Monday, February 22, 2016

Rune Rocks the Birkie, 2016

First in his age group, eighth overall ... how does he do it?  Just like this.
OMG!  What a difference 25 degrees can make!  First, I just want to say how much I love my new Madshus redline white base skis and the best klister ever invented, Rode Multigrade.  After years of bitterly cold conditions (at least it seems that way when coming from Seattle), there was a complete change in the weather the days leading up to the race and the temps the last 48 hours before the race were well into the 30s, home field advantage for us Snoqualmie skiers!   While the Midwesterners were freaking out and there was a stampede at the local sports store on whichever klisters were recommended by Boulder Mountain Nordic and the like, there was full control in the wax room at the Hoidas.  My instinct was to go with what I know works, Rode Multigrade.  Per Johnsen came to the same conclusion and our call was confirmed when Tore Saupstad, a Norwegian wax expert visiting for the race, announced after the last round of testing on Friday, “Multigrade with a dash of Rossa is perfect!” 
Race day arrived and as predicted, lows overnight did not dip below freezing and it was a lovely 34 degrees at race start. 
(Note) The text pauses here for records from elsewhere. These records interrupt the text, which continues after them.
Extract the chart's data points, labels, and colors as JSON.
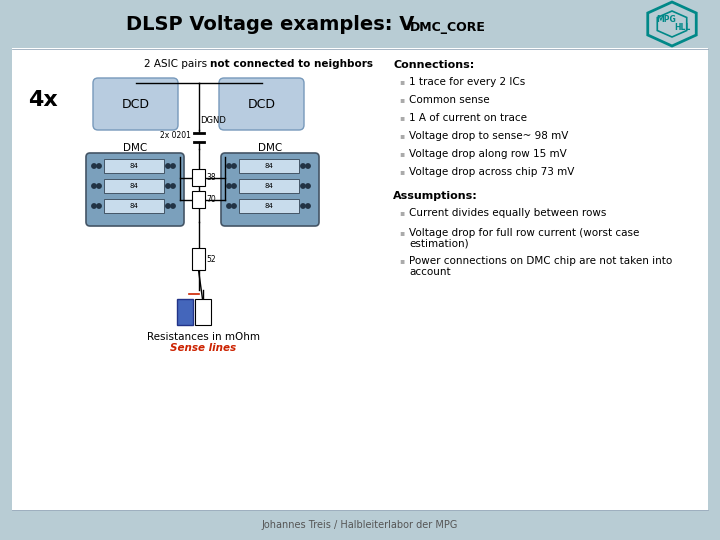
{
  "title_main": "DLSP Voltage examples: V",
  "title_sub": "DMC_CORE",
  "bg_color": "#b8ccd4",
  "panel_bg": "#ffffff",
  "footer_text": "Johannes Treis / Halbleiterlabor der MPG",
  "connections_title": "Connections:",
  "connections_bullets": [
    "1 trace for every 2 ICs",
    "Common sense",
    "1 A of current on trace",
    "Voltage drop to sense~ 98 mV",
    "Voltage drop along row 15 mV",
    "Voltage drop across chip 73 mV"
  ],
  "assumptions_title": "Assumptions:",
  "assumptions_bullets": [
    "Current divides equally between rows",
    "Voltage drop for full row current (worst case\nestimation)",
    "Power connections on DMC chip are not taken into\naccount"
  ],
  "diagram_label_4x": "4x",
  "diagram_label_asic": "2 ASIC pairs not connected to neighbors",
  "diagram_label_resistances": "Resistances in mOhm",
  "diagram_label_sense": "Sense lines",
  "dcd_color": "#b8cce0",
  "dmc_color": "#7ba0bc",
  "chip_color": "#c8dcec",
  "sense_line_color": "#cc2200",
  "logo_primary": "#008888",
  "bullet_color": "#aaaaaa"
}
In years past, getting in a good position into the first hills has always been such a mad scramble, risking poles to manage a position among the top 25 skiers.  This year, I noticed while warming up that the pole plant in the tracks out from the start lane was really poor, while the skate platform to the right had something that resembled 5’ wide frozen hard packed lanes.  My strategy was to forget about the tracks, line up to the right and double pole one of those hard packed lanes to the end of the runway (about 500 meters). 

The strategy worked and when I had to leave the skate lane and merge into the tracks, I was in 2nd place with lots of room to merge into the tracks.  The leader, who ended up winning the race 12 minutes ahead of the next skier, was already several seconds ahead.  There was no way I was going to set the pace for the rest of the pack so I dropped back a few places and let the younger guys set the pace.  The field stretched out rather quickly and the lead group was down to 6 or 7 skiers within a few Ks.  The pace didn’t feel particularly fast, but the occasional peek at the heart rate monitor told a different story, hitting the redline on every hill.  Oh well, I felt good, skis were phenomenal, both kick and glide (no idea what Boulder Mountain Nordic put on but combined with the underlying structure, it worked!) so I decided to focus on rhythm and stayed with the group.  After 15k, the front 3 had a gap and I was skiing with two other guys at the tail end, nothing unusual about that, except that this year, I had such incredible glide that I by default ended up pulling our 3-man group and after 25k, we had caught the front 3 so that by Double OO, other than the lone skier way ahead, I was right there with the lead group, something I have never done before this far into the race. 
The group again separated, a couple of skiers came from behind, so by Mosquito Brook (42k), there were two of us skiing together in 8th and 9th place with a significant gap to the next skiers ahead of us.  One of the things, among many, that I have learned about the Birkie is that you have got to have energy for the hills on the last stretch of the race.  There are three significant long climbs after Mosquito Brook, Bitch Hill being one of them, that can really make or break (which often happens) a skier’s Birkie performance.  I was able to drop the one skier up the first hill and focus now shifted to what it always does at this stage, pure survival.  To make things more interesting, the organizers this year added another climb, so just when I thought I was done with the three major climbs, the course takes an unexpected turn and there is this one long climb ahead of me.  As Per said, the worst thing about the extra hill is that you can see all the way to the top, and it was a long grueling climb and the reason the course was 56k this year. 
The Lake didn’t disappoint and again proved to be the steepest uphill lake I have ever double poled.  This year, the warm temps made the top layer into a melt which had nowhere to go but to be plowed into a deeper and deeper wet and messy soup of water and ice by thousands of skiers.  The finish couldn’t come soon enough after the Lake. 

With Augustina waiting for me at the finish line, cheering me on and excited about the race, an 8th place finish overall, winner of my age group (oldest skier ahead of me was 33), this year’s Birkie turned out better than I ever could have hoped for.

Thank you, Augustina, for the photos!.